The pH-responsive hydrogels were obtained through successive carboxymethylation and phosphorylase elongatation of phytoglycogen and their structure and functional characterizations were investigated. Phytoglycogen (PG) was first carboxymethylated to obtain carboxymethyl phytoglycogen (CM-PG) with degree of substitution (DS) at 0.15, 0.25, 0.30, and 0.40, respectively. Iodine staining and X-ray diffraction analysis suggested that the linear glucan chains were successfully phosphorylase-elongated from the non-reducing ends at the CM-PG surface and assembled into the double helical segments, leading to formation of the hydrogel. The DS of CM-PG significantly influenced elongation of glucan chains. Specifically, fewer glucan chains were elongated for CM-PG with higher DS and the final glucan chains were shorter, resulting in lower gelation rate of chain-elongated CM-PG and lower firmness of the corresponding hydrogels. Scanning electron microscope observed that the hydrogels exhibited a porous and interconnected morphology. The swelling ratio and volume of hydrogels was low at pH 3–5 and then became larger at pH 6–8 due to electrostatic repulsion resulting from deprotonated carboxymethyl groups. Particularly, the hydrogel prepared from chain-elongated CM-PG (DS = 0.25) showed the highest sensitivity to pH. These results suggested that phosphorylase-treated CM-PG formed the pH-responsive hydrogel and that the elongation degree and the properties of hydrogels depended on the carboxymethylation degree. Thus, it was inferred that these hydrogels was a potential carrier system of bioactive substances for their targeted releasing in small intestine.

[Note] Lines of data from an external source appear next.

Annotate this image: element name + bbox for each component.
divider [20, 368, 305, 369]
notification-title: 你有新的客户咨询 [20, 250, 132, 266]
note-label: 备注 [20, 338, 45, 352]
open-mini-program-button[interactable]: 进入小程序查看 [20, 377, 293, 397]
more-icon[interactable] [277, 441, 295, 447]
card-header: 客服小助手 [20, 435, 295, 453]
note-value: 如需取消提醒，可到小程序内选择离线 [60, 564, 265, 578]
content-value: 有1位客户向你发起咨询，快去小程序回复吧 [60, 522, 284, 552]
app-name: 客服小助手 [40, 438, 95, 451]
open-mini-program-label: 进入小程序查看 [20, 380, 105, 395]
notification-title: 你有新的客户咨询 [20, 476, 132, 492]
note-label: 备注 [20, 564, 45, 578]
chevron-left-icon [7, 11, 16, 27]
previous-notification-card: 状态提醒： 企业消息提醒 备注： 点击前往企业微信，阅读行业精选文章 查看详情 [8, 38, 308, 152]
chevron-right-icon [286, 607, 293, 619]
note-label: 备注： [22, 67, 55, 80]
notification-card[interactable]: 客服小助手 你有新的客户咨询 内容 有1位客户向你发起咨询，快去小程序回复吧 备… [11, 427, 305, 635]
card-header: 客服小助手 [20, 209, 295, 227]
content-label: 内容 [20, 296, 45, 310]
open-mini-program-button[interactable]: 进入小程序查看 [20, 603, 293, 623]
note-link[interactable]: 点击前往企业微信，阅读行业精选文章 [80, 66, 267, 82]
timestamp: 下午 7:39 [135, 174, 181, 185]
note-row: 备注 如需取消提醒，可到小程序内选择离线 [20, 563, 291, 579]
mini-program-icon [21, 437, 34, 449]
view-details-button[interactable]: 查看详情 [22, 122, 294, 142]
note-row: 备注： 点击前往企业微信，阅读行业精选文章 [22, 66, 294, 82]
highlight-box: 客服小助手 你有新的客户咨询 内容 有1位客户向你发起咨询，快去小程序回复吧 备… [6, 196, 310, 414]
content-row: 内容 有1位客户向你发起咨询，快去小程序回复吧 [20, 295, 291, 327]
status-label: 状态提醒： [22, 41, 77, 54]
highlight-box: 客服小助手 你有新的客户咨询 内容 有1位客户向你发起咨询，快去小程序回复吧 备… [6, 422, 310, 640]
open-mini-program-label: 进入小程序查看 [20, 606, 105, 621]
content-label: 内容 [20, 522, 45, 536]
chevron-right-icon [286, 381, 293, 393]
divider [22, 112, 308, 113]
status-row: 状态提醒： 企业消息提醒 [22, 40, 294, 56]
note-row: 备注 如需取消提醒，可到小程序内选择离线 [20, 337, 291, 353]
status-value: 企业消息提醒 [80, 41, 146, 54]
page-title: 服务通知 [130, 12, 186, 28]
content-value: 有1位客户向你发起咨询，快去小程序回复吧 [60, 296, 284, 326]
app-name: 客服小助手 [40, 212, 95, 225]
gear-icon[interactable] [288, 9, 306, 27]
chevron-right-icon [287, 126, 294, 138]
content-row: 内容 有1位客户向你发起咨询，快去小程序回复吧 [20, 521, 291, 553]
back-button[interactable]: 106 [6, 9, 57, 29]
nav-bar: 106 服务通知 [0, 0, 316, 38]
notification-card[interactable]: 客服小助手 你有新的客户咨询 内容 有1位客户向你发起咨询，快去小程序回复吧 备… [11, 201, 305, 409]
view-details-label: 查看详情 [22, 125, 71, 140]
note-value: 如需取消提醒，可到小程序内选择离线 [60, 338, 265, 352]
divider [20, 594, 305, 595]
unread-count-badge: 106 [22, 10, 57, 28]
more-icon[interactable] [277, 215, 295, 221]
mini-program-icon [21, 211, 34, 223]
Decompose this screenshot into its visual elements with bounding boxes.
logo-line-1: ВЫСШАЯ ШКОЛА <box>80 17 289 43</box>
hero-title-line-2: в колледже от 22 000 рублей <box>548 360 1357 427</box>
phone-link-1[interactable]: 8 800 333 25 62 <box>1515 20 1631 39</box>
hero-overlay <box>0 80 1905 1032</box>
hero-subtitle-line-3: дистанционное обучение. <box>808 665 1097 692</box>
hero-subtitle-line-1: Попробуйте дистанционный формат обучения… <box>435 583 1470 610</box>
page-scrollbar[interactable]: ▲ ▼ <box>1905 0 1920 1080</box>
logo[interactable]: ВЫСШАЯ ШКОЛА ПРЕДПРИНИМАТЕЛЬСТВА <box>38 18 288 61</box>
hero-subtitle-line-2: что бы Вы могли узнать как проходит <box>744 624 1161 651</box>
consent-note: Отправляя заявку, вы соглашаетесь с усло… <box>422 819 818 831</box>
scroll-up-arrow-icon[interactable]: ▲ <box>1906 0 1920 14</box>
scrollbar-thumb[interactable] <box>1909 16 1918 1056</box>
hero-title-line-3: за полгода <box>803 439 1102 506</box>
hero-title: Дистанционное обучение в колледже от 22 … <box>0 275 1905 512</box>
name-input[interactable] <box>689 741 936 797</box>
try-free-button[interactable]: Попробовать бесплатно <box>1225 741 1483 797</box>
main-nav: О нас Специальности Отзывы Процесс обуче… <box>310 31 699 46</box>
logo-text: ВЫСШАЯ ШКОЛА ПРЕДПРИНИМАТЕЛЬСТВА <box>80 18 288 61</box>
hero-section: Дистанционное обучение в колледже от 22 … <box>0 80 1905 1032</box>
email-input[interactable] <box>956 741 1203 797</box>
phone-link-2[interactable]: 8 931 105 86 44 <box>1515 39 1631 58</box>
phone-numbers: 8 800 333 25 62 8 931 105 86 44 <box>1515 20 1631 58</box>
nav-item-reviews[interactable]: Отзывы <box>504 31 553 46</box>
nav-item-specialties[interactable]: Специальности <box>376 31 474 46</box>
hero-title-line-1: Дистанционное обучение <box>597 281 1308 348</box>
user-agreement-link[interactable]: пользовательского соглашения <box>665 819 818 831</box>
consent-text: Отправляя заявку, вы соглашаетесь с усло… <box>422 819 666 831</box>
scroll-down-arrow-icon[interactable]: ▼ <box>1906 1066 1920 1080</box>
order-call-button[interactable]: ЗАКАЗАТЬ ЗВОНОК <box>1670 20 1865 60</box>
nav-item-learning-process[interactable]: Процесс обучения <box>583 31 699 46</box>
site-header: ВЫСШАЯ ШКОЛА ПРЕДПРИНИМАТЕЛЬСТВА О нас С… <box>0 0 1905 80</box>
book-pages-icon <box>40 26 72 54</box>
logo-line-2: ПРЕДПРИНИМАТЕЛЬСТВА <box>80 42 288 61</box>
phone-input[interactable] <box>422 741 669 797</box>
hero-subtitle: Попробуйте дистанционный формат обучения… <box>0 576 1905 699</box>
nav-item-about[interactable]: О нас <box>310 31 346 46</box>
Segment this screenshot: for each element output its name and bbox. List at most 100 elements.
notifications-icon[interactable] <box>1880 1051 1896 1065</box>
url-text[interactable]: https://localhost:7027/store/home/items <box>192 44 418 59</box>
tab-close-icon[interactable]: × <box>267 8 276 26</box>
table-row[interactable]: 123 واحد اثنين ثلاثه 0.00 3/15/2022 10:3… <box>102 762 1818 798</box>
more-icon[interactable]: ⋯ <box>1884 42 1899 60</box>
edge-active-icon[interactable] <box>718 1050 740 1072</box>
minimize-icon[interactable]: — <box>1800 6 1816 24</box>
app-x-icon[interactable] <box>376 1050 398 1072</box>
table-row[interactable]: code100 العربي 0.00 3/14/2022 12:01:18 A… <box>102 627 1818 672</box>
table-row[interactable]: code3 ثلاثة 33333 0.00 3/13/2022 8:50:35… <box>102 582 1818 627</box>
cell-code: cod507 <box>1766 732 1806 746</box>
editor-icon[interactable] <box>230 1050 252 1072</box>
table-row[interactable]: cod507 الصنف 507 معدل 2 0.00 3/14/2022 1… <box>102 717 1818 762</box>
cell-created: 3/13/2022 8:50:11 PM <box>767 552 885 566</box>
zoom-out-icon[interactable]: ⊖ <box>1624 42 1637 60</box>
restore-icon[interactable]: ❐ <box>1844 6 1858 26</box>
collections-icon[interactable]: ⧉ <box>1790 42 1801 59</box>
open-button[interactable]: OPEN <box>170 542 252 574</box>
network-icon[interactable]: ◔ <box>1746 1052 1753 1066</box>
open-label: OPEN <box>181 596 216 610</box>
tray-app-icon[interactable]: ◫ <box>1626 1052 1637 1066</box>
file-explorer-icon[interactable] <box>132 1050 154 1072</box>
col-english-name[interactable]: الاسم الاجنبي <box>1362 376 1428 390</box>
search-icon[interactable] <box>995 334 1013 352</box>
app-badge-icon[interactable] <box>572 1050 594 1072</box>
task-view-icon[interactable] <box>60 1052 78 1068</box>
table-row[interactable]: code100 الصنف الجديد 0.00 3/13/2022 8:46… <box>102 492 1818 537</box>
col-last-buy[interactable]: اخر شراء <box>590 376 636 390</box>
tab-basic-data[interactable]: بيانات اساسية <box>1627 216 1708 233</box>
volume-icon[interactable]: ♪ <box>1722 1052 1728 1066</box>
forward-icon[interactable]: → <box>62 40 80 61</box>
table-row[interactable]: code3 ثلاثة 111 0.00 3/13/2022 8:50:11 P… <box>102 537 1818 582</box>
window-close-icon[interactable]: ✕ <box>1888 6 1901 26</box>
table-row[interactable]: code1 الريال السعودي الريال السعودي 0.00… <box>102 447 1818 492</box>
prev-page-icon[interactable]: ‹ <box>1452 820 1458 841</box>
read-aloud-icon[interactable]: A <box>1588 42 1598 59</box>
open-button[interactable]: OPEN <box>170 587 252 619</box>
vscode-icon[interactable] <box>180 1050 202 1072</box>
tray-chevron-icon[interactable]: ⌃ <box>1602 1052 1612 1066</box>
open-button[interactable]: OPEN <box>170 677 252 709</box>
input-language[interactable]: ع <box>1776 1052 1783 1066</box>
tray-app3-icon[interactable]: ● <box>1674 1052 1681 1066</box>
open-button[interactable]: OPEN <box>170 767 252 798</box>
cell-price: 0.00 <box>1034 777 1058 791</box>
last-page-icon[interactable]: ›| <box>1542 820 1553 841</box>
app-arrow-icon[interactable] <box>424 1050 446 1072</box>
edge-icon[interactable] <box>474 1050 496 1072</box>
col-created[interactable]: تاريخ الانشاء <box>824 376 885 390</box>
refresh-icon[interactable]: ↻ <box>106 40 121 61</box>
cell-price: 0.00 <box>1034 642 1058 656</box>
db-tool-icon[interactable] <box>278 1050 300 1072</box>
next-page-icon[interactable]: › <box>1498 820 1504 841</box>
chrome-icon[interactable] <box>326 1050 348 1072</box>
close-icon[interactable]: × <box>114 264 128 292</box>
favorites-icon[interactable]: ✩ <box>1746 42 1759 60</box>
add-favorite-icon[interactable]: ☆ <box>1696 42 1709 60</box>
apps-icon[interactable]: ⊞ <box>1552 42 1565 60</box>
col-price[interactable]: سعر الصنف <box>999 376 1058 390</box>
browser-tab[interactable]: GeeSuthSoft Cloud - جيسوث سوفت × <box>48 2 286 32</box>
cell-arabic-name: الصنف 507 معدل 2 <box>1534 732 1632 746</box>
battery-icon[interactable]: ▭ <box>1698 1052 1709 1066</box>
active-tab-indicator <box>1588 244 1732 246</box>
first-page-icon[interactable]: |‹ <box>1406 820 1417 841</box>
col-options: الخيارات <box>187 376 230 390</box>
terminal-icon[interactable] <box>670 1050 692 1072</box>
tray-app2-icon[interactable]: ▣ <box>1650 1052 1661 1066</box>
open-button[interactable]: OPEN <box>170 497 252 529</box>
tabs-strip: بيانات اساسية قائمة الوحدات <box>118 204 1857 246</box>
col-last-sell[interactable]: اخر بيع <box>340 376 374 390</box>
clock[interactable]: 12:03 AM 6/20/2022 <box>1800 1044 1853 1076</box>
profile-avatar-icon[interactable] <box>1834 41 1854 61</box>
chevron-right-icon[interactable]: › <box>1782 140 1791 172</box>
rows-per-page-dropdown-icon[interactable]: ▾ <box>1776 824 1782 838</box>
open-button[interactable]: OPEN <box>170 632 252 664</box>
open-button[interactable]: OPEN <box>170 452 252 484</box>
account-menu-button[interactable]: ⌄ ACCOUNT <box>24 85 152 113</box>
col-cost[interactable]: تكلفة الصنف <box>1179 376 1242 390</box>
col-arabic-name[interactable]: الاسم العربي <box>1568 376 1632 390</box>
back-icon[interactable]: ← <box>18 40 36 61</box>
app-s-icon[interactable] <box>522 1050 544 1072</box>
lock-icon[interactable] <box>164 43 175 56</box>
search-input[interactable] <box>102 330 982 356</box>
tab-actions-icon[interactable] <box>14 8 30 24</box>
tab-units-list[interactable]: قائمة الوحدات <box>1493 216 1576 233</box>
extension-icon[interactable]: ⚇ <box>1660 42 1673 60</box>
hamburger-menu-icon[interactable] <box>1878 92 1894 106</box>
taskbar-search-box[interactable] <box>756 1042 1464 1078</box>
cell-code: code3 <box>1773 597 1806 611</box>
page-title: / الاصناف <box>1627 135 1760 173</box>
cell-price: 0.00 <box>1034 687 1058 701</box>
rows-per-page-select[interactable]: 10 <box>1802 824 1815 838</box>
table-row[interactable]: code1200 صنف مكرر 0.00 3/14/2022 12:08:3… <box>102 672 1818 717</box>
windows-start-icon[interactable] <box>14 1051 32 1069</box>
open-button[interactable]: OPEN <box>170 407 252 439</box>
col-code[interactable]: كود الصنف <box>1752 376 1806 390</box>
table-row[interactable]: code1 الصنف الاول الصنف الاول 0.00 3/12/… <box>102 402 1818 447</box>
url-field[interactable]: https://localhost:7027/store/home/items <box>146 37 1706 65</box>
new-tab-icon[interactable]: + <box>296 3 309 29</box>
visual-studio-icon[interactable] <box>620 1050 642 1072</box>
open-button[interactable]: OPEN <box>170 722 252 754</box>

Advances in Nanomaterials-Based Carrier System for the Treatment of Breast Cancer

Nanotherapeutics for the cure of breast cancer remains unswervingly succeeding and being practiced to eradicate innumerable restrictions of conventional practice obtainable for the supervision of breast cancer. Nanoparticles offer an interdisciplinary extent for exploration in imaging, diagnosis and targeting of breast cancer. Through a progressive physicochemical features and improved bioavailability, they spectacle persistent blood circulation through effective tumor targeting. Nanoparticles remain capable to diminish cytotoxic consequence of the active anticancer medications through amassed cancer cell targeting in contrast to conventional preparations. Several nanoparticles-based preparations remain in the preclinical and clinical phases of progress; amongst them, polymeric drug micelles, liposomes, and dendrimer, remain the utmost common. In this review, we have conferred the role of nanoparticles through detail to oncology, by predominantly aiming on the breast cancer and several nanodelivery systems practiced for targeting action and signaling forces through further intracellular pathways in breast cancer.